I repentini aumenti dei tassi di interesse hanno comunque determinato un crollo verticale delle erogazioni di mutuo dovuto in parte alla ritirata di alcune famiglie, che attendono momenti migliori (tassi e inflazione più bassi), ed in parte alla mancanza di requisiti economici essenziali su cui si basa la valutazione della banca come la capacità di rimborso, strettamente legata al rapporto tra la rata del mutuo e il reddito mensile. Nell’ambito delle proprie politiche creditizie gli istituti prevedono infatti che la rata non superi una determinata percentuale rispetto al proprio reddito; normalmente questo rapporto si aggira intorno al 30%, vale a dire che l’importo della rata non potrà essere superiore ad un terzo del reddito.

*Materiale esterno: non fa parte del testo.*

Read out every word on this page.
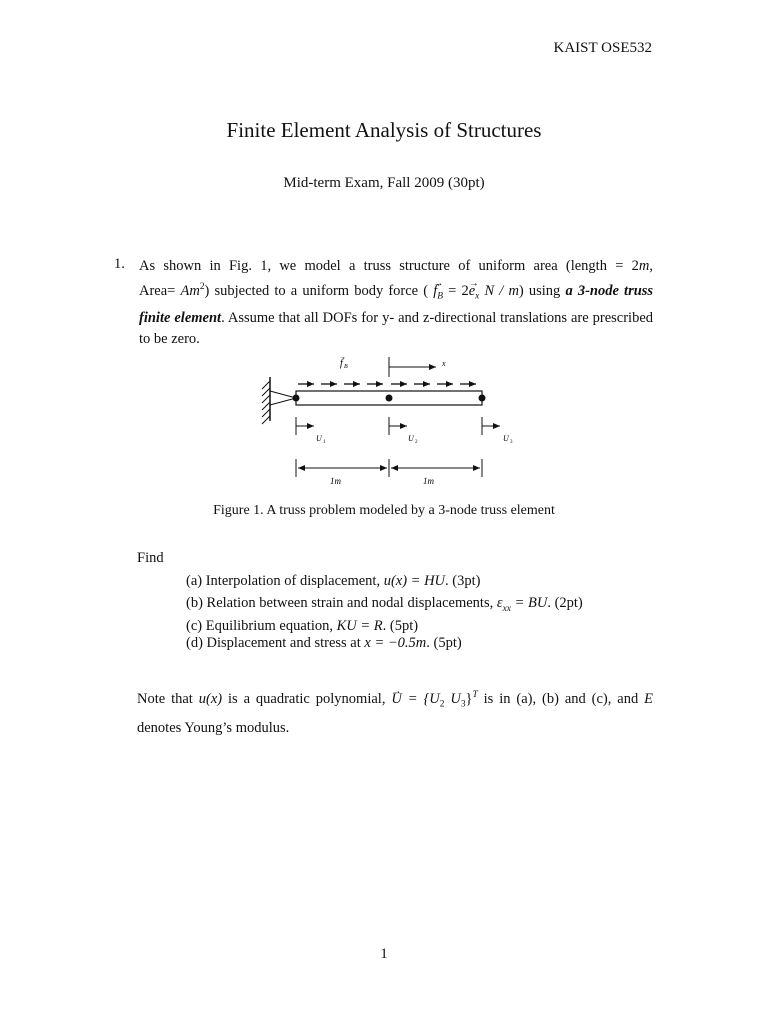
KAIST OSE532
Finite Element Analysis of Structures
Mid-term Exam, Fall 2009 (30pt)
1. As shown in Fig. 1, we model a truss structure of uniform area (length = 2m,
Area= $Am^2$) subjected to a uniform body force ( → $f_B = 2\to e_x$ N / m) using a 3-node truss
finite element. Assume that all DOFs for y- and z-directional translations are prescribed
to be zero.
f
→
B	x
U 1	U 2	U 3
1m	1m
Figure 1. A truss problem modeled by a 3-node truss element
Find
(a) Interpolation of displacement, u(x) = HU. (3pt)
(b) Relation between strain and nodal displacements, $\varepsilon_{xx}$ = BU. (2pt)
(c) Equilibrium equation, KU = R. (5pt)
(d) Displacement and stress at x = −0.5m. (5pt)
Note that u(x) is a quadratic polynomial, → $U = \{U_2$ $U_3\}^T$ is in (a), (b) and (c), and E
denotes Young’s modulus.
1
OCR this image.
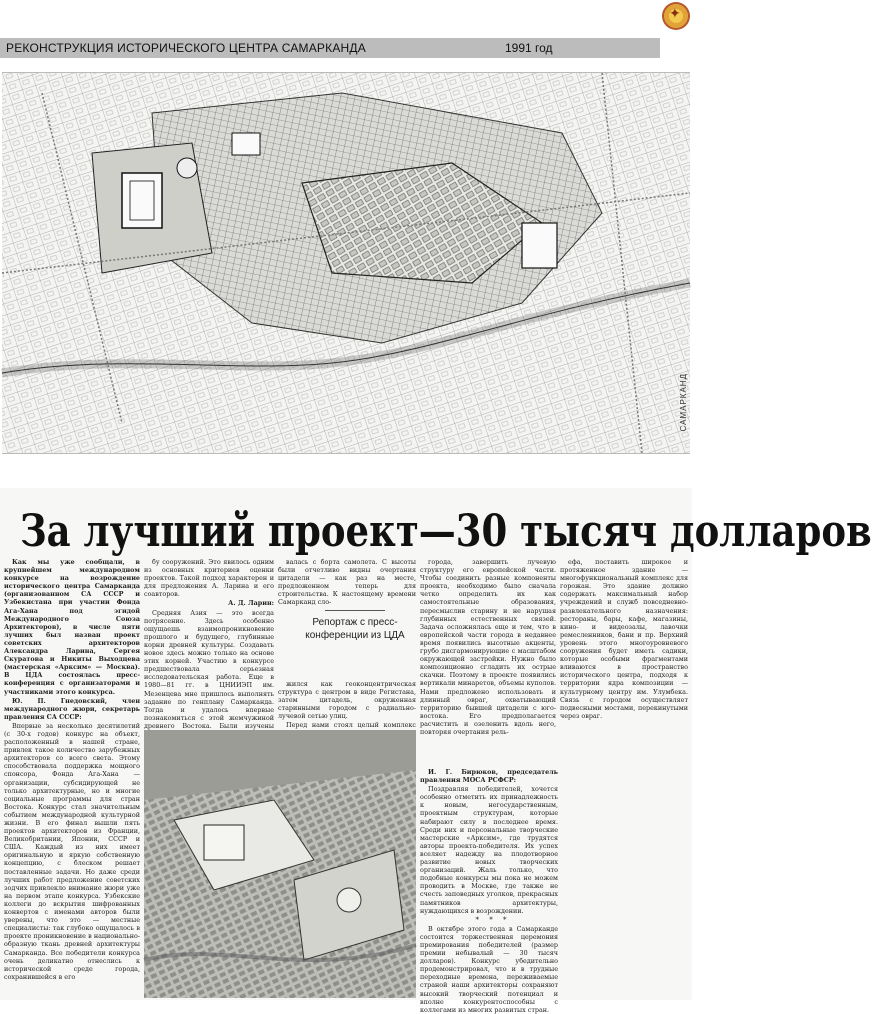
РЕКОНСТРУКЦИЯ ИСТОРИЧЕСКОГО ЦЕНТРА САМАРКАНДА	1991 год
✦
САМАРКАНД
За лучший проект—30 тысяч долларов

Как мы уже сообщали, в крупнейшем международном конкурсе на возрождение исторического центра Самарканда (организованном СА СССР и Узбекистана при участии Фонда Ага-Хана под эгидой Международного Союза Архитекторов), в числе пяти лучших был назван проект советских архитекторов Александра Ларина, Сергея Скуратова и Никиты Выходцева (мастерская «Арксим» — Москва). В ЦДА состоялась пресс-конференция с организаторами и участниками этого конкурса.

Ю. П. Гнедовский, член международного жюри, секретарь правления СА СССР:

Впервые за несколько десятилетий (с 30-х годов) конкурс на объект, расположенный в нашей стране, привлек такое количество зарубежных архитекторов со всего света. Этому способствовала поддержка мощного спонсора, Фонда Ага-Хана — организации, субсидирующей не только архитектурные, но и многие социальные программы для стран Востока. Конкурс стал значительным событием международной культурной жизни. В его финал вышли пять проектов архитекторов из Франции, Великобритании, Японии, СССР и США. Каждый из них имеет оригинальную и яркую собственную концепцию, с блеском решает поставленные задачи. Но даже среди лучших работ предложение советских зодчих привлекло внимание жюри уже на первом этапе конкурса. Узбекские коллеги до вскрытия шифрованных конвертов с именами авторов были уверены, что это — местные специалисты: так глубоко ощущалось в проекте проникновение в национально-образную ткань древней архитектуры Самарканда. Все победители конкурса очень деликатно отнеслись к исторической среде города, сохранившейся в его

бу сооружений. Это явилось одним из основных критериев оценки проектов. Такой подход характерен и для предложения А. Ларина и его соавторов.

А. Д. Ларин:

Средняя Азия — это всегда потрясение. Здесь особенно ощущаешь взаимопроникновение прошлого и будущего, глубинные корни древней культуры. Создавать новое здесь можно только на основе этих корней. Участию в конкурсе предшествовала серьезная исследовательская работа. Еще в 1980—81 гг. в ЦНИИЭП им. Мезенцева мне пришлось выполнять задание по генплану Самарканда. Тогда и удалось впервые познакомиться с этой жемчужиной древнего Востока. Были изучены

валась с борта самолета. С высоты были отчетливо видны очертания цитадели — как раз на месте, предложенном теперь для строительства. К настоящему времени Самарканд сло-

Репортаж с пресс-конференции из ЦДА

жился как геоконцентрическая структура с центром в виде Регистана, затем цитадель, окруженная старинными городом с радиально-лучевой сетью улиц.

Перед нами стоял целый комплекс

города, завершить лучевую структуру его европейской части. Чтобы соединить разные компоненты проекта, необходимо было сначала четко определить их как самостоятельные образования, пересмыслив старину и не нарушая глубинных естественных связей. Задача осложнялась еще и тем, что в европейской части города в недавнее время появились высотные акценты, грубо дисгармонирующие с масштабом окружающей застройки. Нужно было композиционно сгладить их острые скачки. Поэтому в проекте появились вертикали минаретов, объемы куполов. Нами предложено использовать и длинный овраг, охватывающий территорию бывшей цитадели с юго-востока. Его предполагается расчистить и озеленить вдоль него, повторяя очертания рель-

И. Г. Бирюков, председатель правления МОСА РСФСР:

Поздравляя победителей, хочется особенно отметить их принадлежность к новым, негосударственным, проектным структурам, которые набирают силу в последнее время. Среди них и персональные творческие мастерские «Арксим», где трудятся авторы проекта-победителя. Их успех вселяет надежду на плодотворное развитие новых творческих организаций. Жаль только, что подобные конкурсы мы пока не можем проводить в Москве, где также не счесть заповедных уголков, прекрасных памятников архитектуры, нуждающихся в возрождении.

* * *

В октябре этого года в Самарканде состоится торжественная церемония премирования победителей (размер премии небывалый — 30 тысяч долларов). Конкурс убедительно продемонстрировал, что и в трудные переходные времена, переживаемые страной наши архитекторы сохраняют высокий творческий потенциал и вполне конкурентоспособны с коллегами из многих развитых стран.

ефа, поставить широкое и протяженное здание — многофункциональный комплекс для горожан. Это здание должно содержать максимальный набор учреждений и служб повседневно-развлекательного назначения: рестораны, бары, кафе, магазины, кино- и видеозалы, лавочки ремесленников, бани и пр. Верхний уровень этого многоуровневого сооружения будет иметь садики, которые особыми фрагментами вливаются в пространство исторического центра, подходя к территории ядра композиции — культурному центру им. Улумбека. Связь с городом осуществляет подвесными мостами, перекинутыми через овраг.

Ebbene, l’aumento del costo del denaro ha avuto un impatto significativo sulle rate dei mutui a tasso variabile che per alcune famiglie ha significato il superamento della soglia del 30% nel rapporto rata/reddito; non hanno quindi alternativa all’affitto oppure sono costrette a rimandare l’acquisto di una casa più grande.
C’è poi un altro particolare da prendere in considerazione: le erogazioni dei mutui diminuiscono con cadenza più veloce rispetto al vistoso calo delle compravendite immobiliari . Ciò significa che il mercato immobiliare è in parte sorretto da coloro che acquistano casa senza richiedere un mutuo ipotecario. Nel 2023 infatti solo il 40% circa delle transazioni residenziali sono state assistite da un mutuo rispetto al 50% circa registrato nello stesso periodo dell’anno precedente. Il vero problema più dell’aumento dei tassi, che sono ancora a livelli abbordabili, è la perdita di potere d’acquisto delle famiglie che in tre anni è stata quasi del 25% con i salari rimasti al palo. Nonostante il calo delle compravendite però i prezzi sono rimasti stabili. Mediamente occorrono almeno 12 mesi prima che la contrazione delle compravendite produca un effetto anche minimo sui prezzi.